Apollo, accompanied by the Charites (Graces), is mourning the death of Hyacinth – but he is distracted when he sees Eurymine and falls in love with her. Apollo pursues her, though Eurymine, loyal to Ascanio, spurns his advances. Questioning his claimed status as a god, she challenges him to prove his deity by transforming her into a boy – and Apollo obliges.

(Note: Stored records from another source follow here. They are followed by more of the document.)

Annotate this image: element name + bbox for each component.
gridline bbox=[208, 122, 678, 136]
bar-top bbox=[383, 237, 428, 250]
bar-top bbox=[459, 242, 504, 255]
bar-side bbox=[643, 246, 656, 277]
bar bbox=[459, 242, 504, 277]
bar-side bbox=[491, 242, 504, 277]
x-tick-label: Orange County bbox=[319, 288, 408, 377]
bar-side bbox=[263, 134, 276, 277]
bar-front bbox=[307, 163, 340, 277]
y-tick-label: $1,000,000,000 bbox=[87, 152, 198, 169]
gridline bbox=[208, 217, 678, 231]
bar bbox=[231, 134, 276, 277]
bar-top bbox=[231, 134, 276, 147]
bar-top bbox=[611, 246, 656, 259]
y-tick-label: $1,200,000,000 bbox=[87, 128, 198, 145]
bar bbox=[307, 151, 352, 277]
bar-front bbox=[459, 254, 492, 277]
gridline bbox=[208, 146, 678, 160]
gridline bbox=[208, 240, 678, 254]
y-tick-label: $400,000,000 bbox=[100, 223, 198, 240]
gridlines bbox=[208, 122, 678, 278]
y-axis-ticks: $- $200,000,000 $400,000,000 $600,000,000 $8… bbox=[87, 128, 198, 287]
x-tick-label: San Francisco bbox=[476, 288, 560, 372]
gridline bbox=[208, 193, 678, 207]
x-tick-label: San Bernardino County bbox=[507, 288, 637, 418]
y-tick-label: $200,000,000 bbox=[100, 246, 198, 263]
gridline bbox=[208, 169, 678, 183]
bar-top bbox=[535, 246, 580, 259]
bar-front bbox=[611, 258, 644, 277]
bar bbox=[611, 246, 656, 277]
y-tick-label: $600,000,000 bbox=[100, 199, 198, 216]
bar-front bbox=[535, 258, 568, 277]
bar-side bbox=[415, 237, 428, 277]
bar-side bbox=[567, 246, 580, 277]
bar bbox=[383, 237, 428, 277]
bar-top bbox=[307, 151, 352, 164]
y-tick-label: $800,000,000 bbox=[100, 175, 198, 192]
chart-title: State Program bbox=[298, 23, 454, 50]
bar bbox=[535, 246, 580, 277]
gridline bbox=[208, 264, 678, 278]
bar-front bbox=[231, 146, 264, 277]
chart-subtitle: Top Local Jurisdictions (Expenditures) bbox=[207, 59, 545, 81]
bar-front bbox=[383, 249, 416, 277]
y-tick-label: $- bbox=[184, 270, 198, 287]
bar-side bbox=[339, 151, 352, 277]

Joculo and other comic characters have an encounter with Aramanthus, a wise hermit (a figure common in pastorals) who can foretell the future and reveal hidden things. Ascanio and Joculo have an echo scene, in which the echo seems to supply commentary and guidance on their situation. (This is another common feature of the pastoral form, and seen in other plays of the era, like John Day's Law Tricks, Jonson's Cynthia's Revels, Peele's The Old Wives' Tale, and Webster's The Duchess of Malfi.) Ascanio meets Aramanthus, and learns that Eurymine has been transformed into a boy. Eurymine, meanwhile, is dealing with Silvio and Gemulo, trying to convince them that she is her own brother. Ascanio and the transformed Eurymine finally meet, and have a long conversation about their predicament. Aramanthus advises the couple to appeal to Apollo for mercy. With the aid of the Graces, the appeal is successful, and Eurymine is restored to her natural gender. Aramanthus, once prince of Lesbos, turns out to be Eurymine's father, making her of royal blood and a suitable match for Ascanio. News arrives that Telemachus has repented of his rash action in ordering Eurymine's death; happy ending.